Kohima Camp or Kohima Barracks as it was officially described (高希馬軍營) in Tai Po Tsai north of Clear Water Bay Peninsula was the site of a proposed new army barracks to house an additional British infantry battalion to be stationed in Hong Kong following a review of the needs of Hong Kong which had taken place over 1980-1981.

The purpose of the British Hong Kong Garrison and of its reinforcement by an additional infantry battalion was intended to demonstrate the British Government's commitment to the integrity and the security of Hong Kong in the run up to 1997. The land acquisition and construction works for the barracks were to be undertaken by the Hong Kong Government. Under the Hong Kong Defence Costs Agreement signed in 1981, the Hong Kong Government was required to bear 75% of the costs of maintaining the British garrison. The plans to introduce an additional infantry battalion and to complete the construction of the barracks were cancelled in 1984 following the Sino-British Joint Declaration on the Future of Hong Kong. The land became the site of the new Hong Kong University of Science and Technology in 1986.

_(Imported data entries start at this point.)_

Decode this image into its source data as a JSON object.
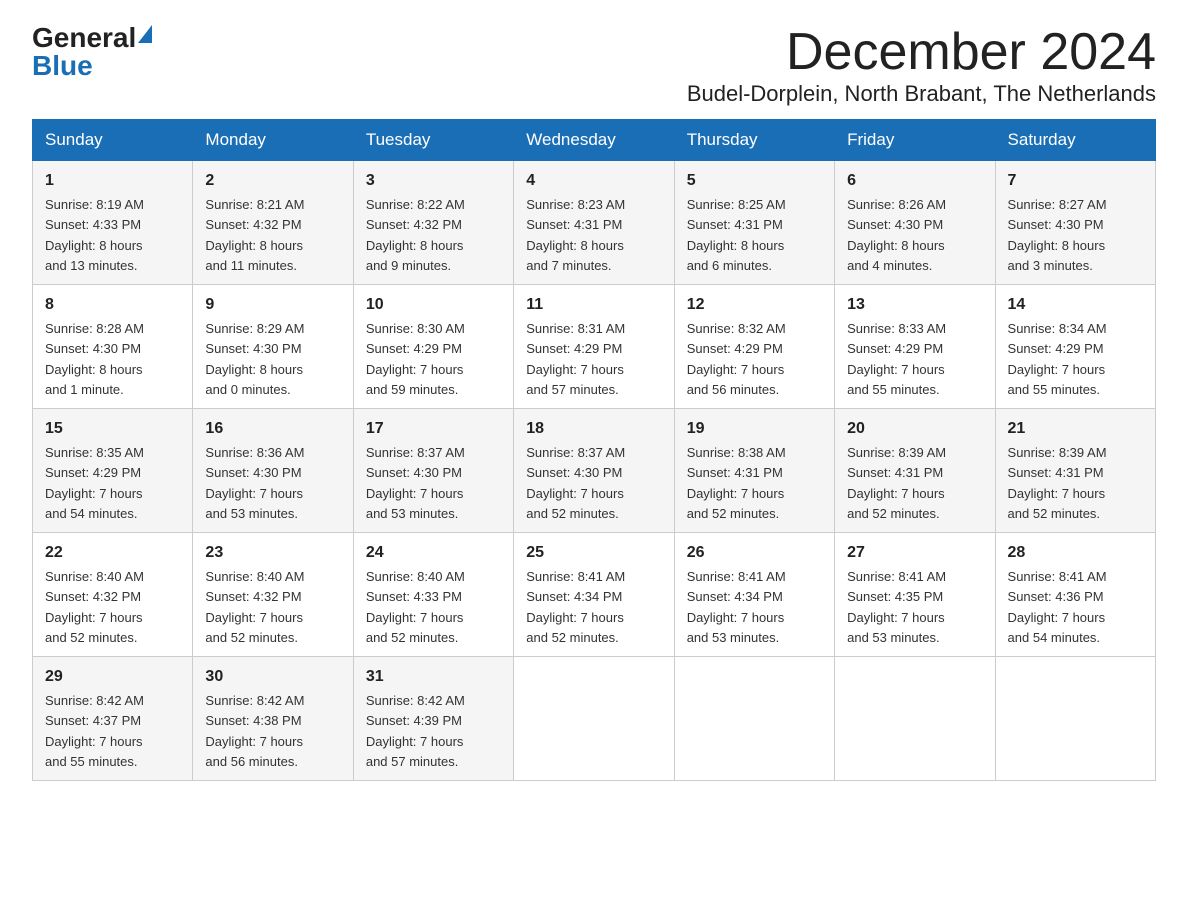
{
  "header": {
    "logo_general": "General",
    "logo_blue": "Blue",
    "month_title": "December 2024",
    "location": "Budel-Dorplein, North Brabant, The Netherlands"
  },
  "days_of_week": [
    "Sunday",
    "Monday",
    "Tuesday",
    "Wednesday",
    "Thursday",
    "Friday",
    "Saturday"
  ],
  "weeks": [
    [
      {
        "day": "1",
        "info": "Sunrise: 8:19 AM\nSunset: 4:33 PM\nDaylight: 8 hours\nand 13 minutes."
      },
      {
        "day": "2",
        "info": "Sunrise: 8:21 AM\nSunset: 4:32 PM\nDaylight: 8 hours\nand 11 minutes."
      },
      {
        "day": "3",
        "info": "Sunrise: 8:22 AM\nSunset: 4:32 PM\nDaylight: 8 hours\nand 9 minutes."
      },
      {
        "day": "4",
        "info": "Sunrise: 8:23 AM\nSunset: 4:31 PM\nDaylight: 8 hours\nand 7 minutes."
      },
      {
        "day": "5",
        "info": "Sunrise: 8:25 AM\nSunset: 4:31 PM\nDaylight: 8 hours\nand 6 minutes."
      },
      {
        "day": "6",
        "info": "Sunrise: 8:26 AM\nSunset: 4:30 PM\nDaylight: 8 hours\nand 4 minutes."
      },
      {
        "day": "7",
        "info": "Sunrise: 8:27 AM\nSunset: 4:30 PM\nDaylight: 8 hours\nand 3 minutes."
      }
    ],
    [
      {
        "day": "8",
        "info": "Sunrise: 8:28 AM\nSunset: 4:30 PM\nDaylight: 8 hours\nand 1 minute."
      },
      {
        "day": "9",
        "info": "Sunrise: 8:29 AM\nSunset: 4:30 PM\nDaylight: 8 hours\nand 0 minutes."
      },
      {
        "day": "10",
        "info": "Sunrise: 8:30 AM\nSunset: 4:29 PM\nDaylight: 7 hours\nand 59 minutes."
      },
      {
        "day": "11",
        "info": "Sunrise: 8:31 AM\nSunset: 4:29 PM\nDaylight: 7 hours\nand 57 minutes."
      },
      {
        "day": "12",
        "info": "Sunrise: 8:32 AM\nSunset: 4:29 PM\nDaylight: 7 hours\nand 56 minutes."
      },
      {
        "day": "13",
        "info": "Sunrise: 8:33 AM\nSunset: 4:29 PM\nDaylight: 7 hours\nand 55 minutes."
      },
      {
        "day": "14",
        "info": "Sunrise: 8:34 AM\nSunset: 4:29 PM\nDaylight: 7 hours\nand 55 minutes."
      }
    ],
    [
      {
        "day": "15",
        "info": "Sunrise: 8:35 AM\nSunset: 4:29 PM\nDaylight: 7 hours\nand 54 minutes."
      },
      {
        "day": "16",
        "info": "Sunrise: 8:36 AM\nSunset: 4:30 PM\nDaylight: 7 hours\nand 53 minutes."
      },
      {
        "day": "17",
        "info": "Sunrise: 8:37 AM\nSunset: 4:30 PM\nDaylight: 7 hours\nand 53 minutes."
      },
      {
        "day": "18",
        "info": "Sunrise: 8:37 AM\nSunset: 4:30 PM\nDaylight: 7 hours\nand 52 minutes."
      },
      {
        "day": "19",
        "info": "Sunrise: 8:38 AM\nSunset: 4:31 PM\nDaylight: 7 hours\nand 52 minutes."
      },
      {
        "day": "20",
        "info": "Sunrise: 8:39 AM\nSunset: 4:31 PM\nDaylight: 7 hours\nand 52 minutes."
      },
      {
        "day": "21",
        "info": "Sunrise: 8:39 AM\nSunset: 4:31 PM\nDaylight: 7 hours\nand 52 minutes."
      }
    ],
    [
      {
        "day": "22",
        "info": "Sunrise: 8:40 AM\nSunset: 4:32 PM\nDaylight: 7 hours\nand 52 minutes."
      },
      {
        "day": "23",
        "info": "Sunrise: 8:40 AM\nSunset: 4:32 PM\nDaylight: 7 hours\nand 52 minutes."
      },
      {
        "day": "24",
        "info": "Sunrise: 8:40 AM\nSunset: 4:33 PM\nDaylight: 7 hours\nand 52 minutes."
      },
      {
        "day": "25",
        "info": "Sunrise: 8:41 AM\nSunset: 4:34 PM\nDaylight: 7 hours\nand 52 minutes."
      },
      {
        "day": "26",
        "info": "Sunrise: 8:41 AM\nSunset: 4:34 PM\nDaylight: 7 hours\nand 53 minutes."
      },
      {
        "day": "27",
        "info": "Sunrise: 8:41 AM\nSunset: 4:35 PM\nDaylight: 7 hours\nand 53 minutes."
      },
      {
        "day": "28",
        "info": "Sunrise: 8:41 AM\nSunset: 4:36 PM\nDaylight: 7 hours\nand 54 minutes."
      }
    ],
    [
      {
        "day": "29",
        "info": "Sunrise: 8:42 AM\nSunset: 4:37 PM\nDaylight: 7 hours\nand 55 minutes."
      },
      {
        "day": "30",
        "info": "Sunrise: 8:42 AM\nSunset: 4:38 PM\nDaylight: 7 hours\nand 56 minutes."
      },
      {
        "day": "31",
        "info": "Sunrise: 8:42 AM\nSunset: 4:39 PM\nDaylight: 7 hours\nand 57 minutes."
      },
      {
        "day": "",
        "info": ""
      },
      {
        "day": "",
        "info": ""
      },
      {
        "day": "",
        "info": ""
      },
      {
        "day": "",
        "info": ""
      }
    ]
  ]
}
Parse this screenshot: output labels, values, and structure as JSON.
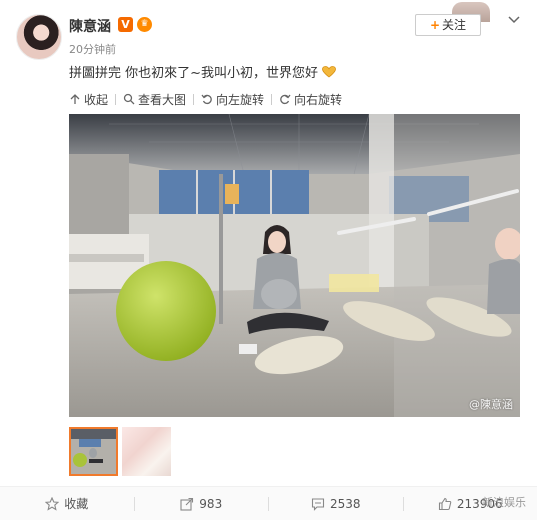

Before the construction of the university, The Scout Association of Hong Kong made use of the camp as the site for the Hong Kong Diamond Jubilee Jamboree for the 75th anniversary of Hong Kong Scouting between 27 December 1986 and 1 January 1997.

==Name==
The camp was named after Kohima, a town close to the eastern border of India. In 1944 the Imperial Japanese Army failed in an offensive operation at the Battle of Kohima, which marked the limit of the Empire of Japan.